Ora, a Operação Mãos Limpas merece todos os elogios, pois contribuiu para depurar a política italiana. Certo? Sim. Mas nem tudo são flores. A importantíssima operação, cuja intenção era reinventar uma Itália purificada, destruiu os políticos ruins, os medianos e os melhores foram “de embrulho”. Não sobrou quase ninguém para contar a história. O resultado é que a política sobrou “limpa” para a vigência do primeiro-ministro Silvio Berlusconi. Quer dizer, limparam a política para Silvio Berlusconi sujá-la outra vez. Pense no italiano como num Paulo Maluf — que tentou mas não conseguiu ser presidente — ampliado. O armagedom da Mãos Limpas, paradoxalmente e sem intenção, gerou o apocalipse Silvio Berlusconi. A destruição de “tudo” — que às vezes é o que se quer — em geral produz o “nada”.

Lava Jato

A formidável Operação Lava Jato, absolutamente necessária — Sergio Moro ficará na história como um magistrado decente, competente e pró-instituições —, destruindo praticamente todos os políticos, os maus, os mais ou menos e, até, os bons (ninguém tem condições de participar de campanhas eleitorais sem caixa 2, sem dinheiro não contabilizado. Alguém acredita, de fato, que Fábio Tokarski, do PC do B, e Roberto Freire, do PPS, e José Genoino, do PT, são corruptos? Se acredita é obrigado a acreditar em fadas. São políticos espartanos, decentes), vai contribuir mesmo para melhorar o país? O que restará depois do abate da Arca de Noé do Mal?

Não se pode dizer, até porque seria desrespeitoso e injusto, que vai sobrar a escória. Mas, como sugeriu o filósofo alemão Max Weber — um dos poucos intelectuais que não era nefelibata em relação à política real —, a política precisa mesmo de profissionais, de especialistas. Imagine Renan Calheiros sem corrupção ou, vá lá, com menos corrupção. Imaginou? O leitor pode até discordar, mas seria, e certamente é, um grande político. Assim como Lula da Silva é um político notável, apesar de ter se envolvido com questões pouco católicas. Poderia ter se aproximado mais de um Fernando Henrique Cardoso, que, como Getúlio Vargas e Juscelino Kubitschek, tem comportamento de estadista. Há percalços, como a “compra” da reeleição, mas, no balanço geral, FHC é um político de primeira linha. Assim como é José Serra, descontadas a casmurrice e a chatice. O leitor por certo se lembra da comédia, divertidíssima, “Quanto Mais Quente Melhor”, de Billy Wilder. Jack Lemon disfarça-se de mulher e um homem apaixona-se por ele/ela. No final do filme, sente a necessidade de se apresentar como homem, o que afastaria o parceiro, mas este diz: “Ninguém é perfeito”.
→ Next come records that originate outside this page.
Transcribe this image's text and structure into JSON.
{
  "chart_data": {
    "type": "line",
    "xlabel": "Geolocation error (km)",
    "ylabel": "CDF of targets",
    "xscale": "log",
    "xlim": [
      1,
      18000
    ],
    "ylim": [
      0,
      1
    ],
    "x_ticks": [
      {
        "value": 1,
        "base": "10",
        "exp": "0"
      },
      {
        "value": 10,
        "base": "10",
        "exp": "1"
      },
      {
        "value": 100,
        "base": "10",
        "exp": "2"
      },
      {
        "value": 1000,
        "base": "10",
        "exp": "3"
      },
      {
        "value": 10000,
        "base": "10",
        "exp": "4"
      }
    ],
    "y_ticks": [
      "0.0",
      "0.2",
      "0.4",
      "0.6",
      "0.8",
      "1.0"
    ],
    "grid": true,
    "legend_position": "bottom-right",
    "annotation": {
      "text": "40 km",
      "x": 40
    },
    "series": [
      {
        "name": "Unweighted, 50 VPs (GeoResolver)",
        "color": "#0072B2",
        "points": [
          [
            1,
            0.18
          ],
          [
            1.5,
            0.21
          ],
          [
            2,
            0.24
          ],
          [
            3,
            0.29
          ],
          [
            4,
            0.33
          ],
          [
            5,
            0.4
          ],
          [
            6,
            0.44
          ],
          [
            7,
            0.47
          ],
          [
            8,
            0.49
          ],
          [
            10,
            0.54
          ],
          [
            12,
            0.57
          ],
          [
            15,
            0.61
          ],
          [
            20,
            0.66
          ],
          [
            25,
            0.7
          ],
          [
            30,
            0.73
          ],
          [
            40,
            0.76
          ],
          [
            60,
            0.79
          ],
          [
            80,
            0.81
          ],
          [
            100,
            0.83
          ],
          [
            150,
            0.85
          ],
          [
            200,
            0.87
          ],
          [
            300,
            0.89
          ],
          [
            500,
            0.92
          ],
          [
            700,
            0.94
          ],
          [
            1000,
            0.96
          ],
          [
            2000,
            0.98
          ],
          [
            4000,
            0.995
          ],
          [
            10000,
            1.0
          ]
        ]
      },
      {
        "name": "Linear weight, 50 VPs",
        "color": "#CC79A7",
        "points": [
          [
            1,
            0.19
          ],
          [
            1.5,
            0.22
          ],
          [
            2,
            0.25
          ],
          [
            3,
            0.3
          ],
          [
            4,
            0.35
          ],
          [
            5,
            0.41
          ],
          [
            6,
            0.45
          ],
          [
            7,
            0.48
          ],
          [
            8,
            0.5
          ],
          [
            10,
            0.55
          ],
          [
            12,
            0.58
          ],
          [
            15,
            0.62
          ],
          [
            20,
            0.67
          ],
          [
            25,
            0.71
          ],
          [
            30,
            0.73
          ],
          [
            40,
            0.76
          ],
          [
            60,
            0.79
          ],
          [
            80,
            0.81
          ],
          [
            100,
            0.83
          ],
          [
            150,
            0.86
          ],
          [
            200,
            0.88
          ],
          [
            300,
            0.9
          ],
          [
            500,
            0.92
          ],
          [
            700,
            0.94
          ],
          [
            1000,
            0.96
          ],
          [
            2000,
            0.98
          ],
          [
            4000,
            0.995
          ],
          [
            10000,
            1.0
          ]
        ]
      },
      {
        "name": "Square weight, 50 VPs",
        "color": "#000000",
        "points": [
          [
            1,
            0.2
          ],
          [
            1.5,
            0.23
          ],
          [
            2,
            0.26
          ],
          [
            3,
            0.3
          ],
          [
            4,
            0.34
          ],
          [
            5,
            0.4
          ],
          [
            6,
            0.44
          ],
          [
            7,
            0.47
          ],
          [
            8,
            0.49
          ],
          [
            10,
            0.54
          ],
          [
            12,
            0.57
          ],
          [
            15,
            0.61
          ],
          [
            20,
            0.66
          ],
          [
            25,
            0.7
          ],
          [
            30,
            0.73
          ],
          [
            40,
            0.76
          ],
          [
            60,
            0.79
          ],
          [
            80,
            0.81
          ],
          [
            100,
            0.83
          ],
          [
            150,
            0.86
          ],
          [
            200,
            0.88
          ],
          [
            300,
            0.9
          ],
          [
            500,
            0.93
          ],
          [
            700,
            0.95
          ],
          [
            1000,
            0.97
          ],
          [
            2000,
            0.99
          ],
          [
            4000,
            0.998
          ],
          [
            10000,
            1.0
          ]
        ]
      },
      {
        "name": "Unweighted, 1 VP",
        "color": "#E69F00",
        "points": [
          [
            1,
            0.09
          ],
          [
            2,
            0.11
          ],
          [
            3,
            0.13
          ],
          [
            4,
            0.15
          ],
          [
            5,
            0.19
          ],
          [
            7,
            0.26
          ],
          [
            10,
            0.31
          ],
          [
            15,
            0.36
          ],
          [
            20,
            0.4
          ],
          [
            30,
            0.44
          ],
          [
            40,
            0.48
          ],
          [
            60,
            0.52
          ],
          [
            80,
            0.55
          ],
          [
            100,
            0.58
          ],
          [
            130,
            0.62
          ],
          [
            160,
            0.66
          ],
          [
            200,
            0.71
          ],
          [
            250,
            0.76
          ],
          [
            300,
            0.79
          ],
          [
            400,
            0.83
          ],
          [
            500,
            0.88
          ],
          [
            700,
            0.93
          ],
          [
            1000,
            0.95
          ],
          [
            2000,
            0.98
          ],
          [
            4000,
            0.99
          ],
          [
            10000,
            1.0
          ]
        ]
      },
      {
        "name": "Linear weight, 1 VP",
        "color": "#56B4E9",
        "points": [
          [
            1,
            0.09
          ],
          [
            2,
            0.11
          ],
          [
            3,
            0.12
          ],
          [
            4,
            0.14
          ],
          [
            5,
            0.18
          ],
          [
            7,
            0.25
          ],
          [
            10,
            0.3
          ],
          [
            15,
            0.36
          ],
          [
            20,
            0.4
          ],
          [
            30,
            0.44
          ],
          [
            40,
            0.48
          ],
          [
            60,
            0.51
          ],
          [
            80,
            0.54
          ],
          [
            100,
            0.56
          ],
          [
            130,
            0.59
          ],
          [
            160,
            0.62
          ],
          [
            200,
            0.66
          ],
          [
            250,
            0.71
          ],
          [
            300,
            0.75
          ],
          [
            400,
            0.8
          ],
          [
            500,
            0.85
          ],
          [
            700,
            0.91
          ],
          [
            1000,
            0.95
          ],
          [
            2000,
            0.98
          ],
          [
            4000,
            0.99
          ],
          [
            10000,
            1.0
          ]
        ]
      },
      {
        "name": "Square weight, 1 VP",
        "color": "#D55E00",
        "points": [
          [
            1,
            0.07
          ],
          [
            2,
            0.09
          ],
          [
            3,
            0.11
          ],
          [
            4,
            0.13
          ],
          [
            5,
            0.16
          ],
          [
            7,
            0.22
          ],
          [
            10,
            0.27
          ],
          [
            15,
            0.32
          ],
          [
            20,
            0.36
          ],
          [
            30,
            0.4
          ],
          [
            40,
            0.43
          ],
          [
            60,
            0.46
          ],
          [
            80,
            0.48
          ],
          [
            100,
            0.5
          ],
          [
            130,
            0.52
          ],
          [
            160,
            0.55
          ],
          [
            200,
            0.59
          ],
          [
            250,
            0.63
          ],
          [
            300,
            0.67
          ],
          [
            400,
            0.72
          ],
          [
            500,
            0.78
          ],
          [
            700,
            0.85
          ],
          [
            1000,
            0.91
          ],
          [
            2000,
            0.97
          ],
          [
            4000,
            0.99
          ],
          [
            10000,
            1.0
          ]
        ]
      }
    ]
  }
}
Pois é: “ninguém é perfeito”. Não há como construir uma sociedade paradisíaca, com tudo funcionando. O que se pode, e o que Sergio Moro e procuradores da República e policiais federais querem, é construir um país (mais) institucional, no qual roubar, usando a política, seja a exceção, não a regra. Uma sociedade que rejeita a impunidade — para todos, dos pobres aos ricos —, mesmo não sendo perfeita, é o que se almeja.
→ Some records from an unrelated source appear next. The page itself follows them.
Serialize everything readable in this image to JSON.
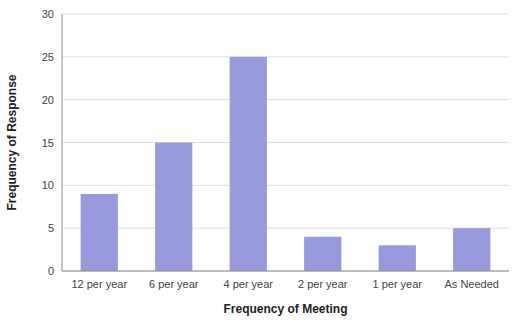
{
  "chart_data": {
    "type": "bar",
    "categories": [
      "12 per year",
      "6 per year",
      "4 per year",
      "2 per year",
      "1 per year",
      "As Needed"
    ],
    "values": [
      9,
      15,
      25,
      4,
      3,
      5
    ],
    "color": "#9999dd",
    "xlabel": "Frequency of Meeting",
    "ylabel": "Frequency of Response",
    "ylim": [
      0,
      30
    ],
    "yticks": [
      0,
      5,
      10,
      15,
      20,
      25,
      30
    ],
    "grid": true
  }
}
Mas o risco de destruir tudo — de se achar sempre, para ficar num exemplo, que todo caixa 2 gera propina — pode ser o começo da construção do nada. Digamos que todos os políticos mais importantes da atualidade — Lula da Silva, José Serra, Aécio Neves, Geraldo Alckmin, Renan Calheiros — sejam retirados do proscênio. O que acontecerá? O que sobrará?

O PSDB tem o prefeito de São Paulo, João Dória. O tucano está indo bem, mas a Presidência não é equivalente a uma prefeitura e o tucano não tem perfil de estadista. Um presidente não pode ser apenas um gerente; precisa ser, também, um grande político — o que João Dória não é.
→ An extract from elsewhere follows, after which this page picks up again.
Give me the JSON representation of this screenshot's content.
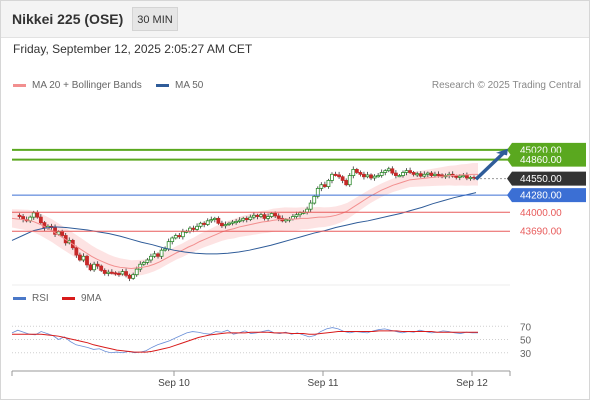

Marina Silva, da Rede, é uma política de rara decência, com perfil de estadista, mas sem experiência mínima em termos de gestão e não articula politicamente com habilidade. Tende, se eleita, a se tornar uma Dilma Rousseff… mais fleumática e moralista. O PDT tem Ciro Gomes. Jair Bolsonaro, para quem partido não importa, aparece nas pesquisas de intenção de voto bem aquinhoado pela sorte.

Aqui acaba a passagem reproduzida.